Profile Image for Rose.
1,536 reviews
August 20, 2023
The sarcastic tone of the book makes it amusing, but also makes it hard to understand the scale of the journeys being attempted, or to take seriously the periods of history described. While it seems some major ignorance and incompetence went into these journeys, clearly enough people at the time believed in these possibilities for such voyages to be attempted. While the writing style was entertaining, it made understanding the mindset of the people involved hard.
Profile Image for Alex Barrow.
76 reviews
August 24, 2021
A series of brief snapshots and stories from the miscalculations, misdeeds, exaggerations and downright lies of early explorers from the early Middle Ages through the discovery of Australia. Some entertaining, some tragic, some a bit odd. Probably a book to pick up on occasion and read one story from than plod through in one sitting.
Profile Image for Colin.
236 reviews4 followers
November 23, 2020
Clever and informative, but all rather a mixture. Enjoyable read, but nothing too profound.
119 reviews1 follower
October 7, 2016
My wife and I read this book together. We took it in pieces, reading a chapter or two between other books. For us, I think that was the best way to enjoy the book.

My two favorite chaptersL

1) actual historical story of looking for the Northwest Passage via the Gulf of California (yep, hidden right behind the Baja Penninsula).

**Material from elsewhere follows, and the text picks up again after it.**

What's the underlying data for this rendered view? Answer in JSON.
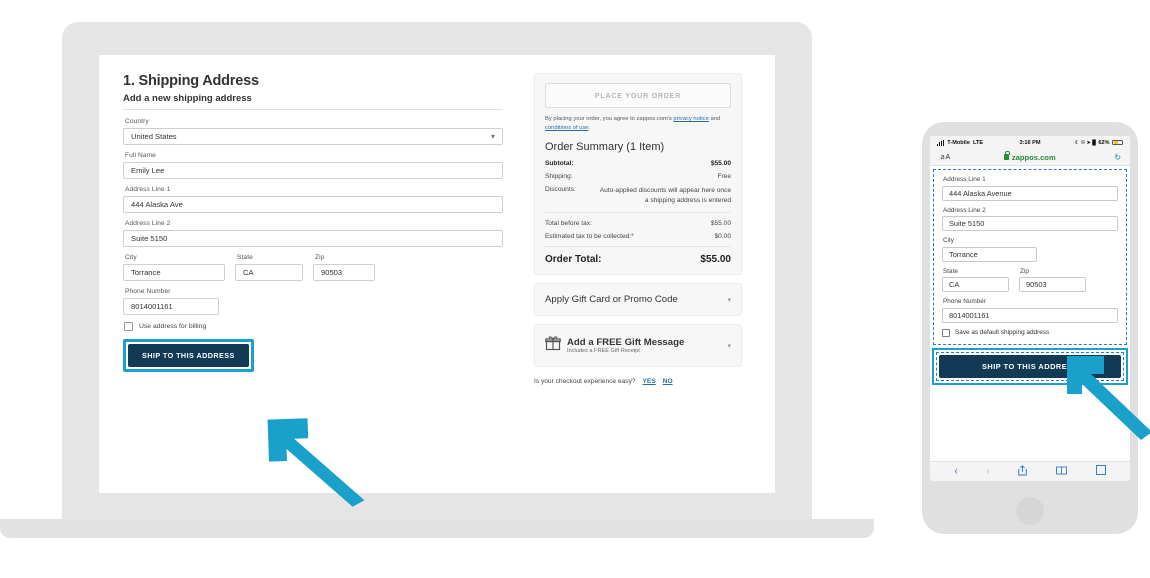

2) The quest for El Dorado. Having read several books of adventure travel on the Orenoco River, I was fascinated by the account of Sir Walter Raleigh and his vast underestimation of how difficult his situation would be up that river -- and from my reading it is pretty clear that that difficulty hasn't changed much right up to the 1980s.
Profile Image for Nick.
Author 21 books141 followers
October 3, 2009
A little gem of a book. Lyons has created a collection of mistakes, lost causes, delusions, and misdirected attempts to find new continents, passages to India, cities of gold, and all the other fantasies of the age of exploration. You won't find Columbus here; relatively speaking, he was successful. Instead, you get the lost, the wandering, the mad, and the confused. It's a strangely affecting and diverting set of tales.
28 reviews
June 23, 2011
Well, I gave up on this in the end. Maybe I'll continue to read a chapter here and there over time. The overall design was too fragmentary to sustain interest. It seemed odd that the tales were not arranged in chronological order, but rather jumped around in time. Perhaps there was some logical progression that I didn't appreciate, but the apparent absence of one made the going that much harder and less engaging. Still, nice idea for a book.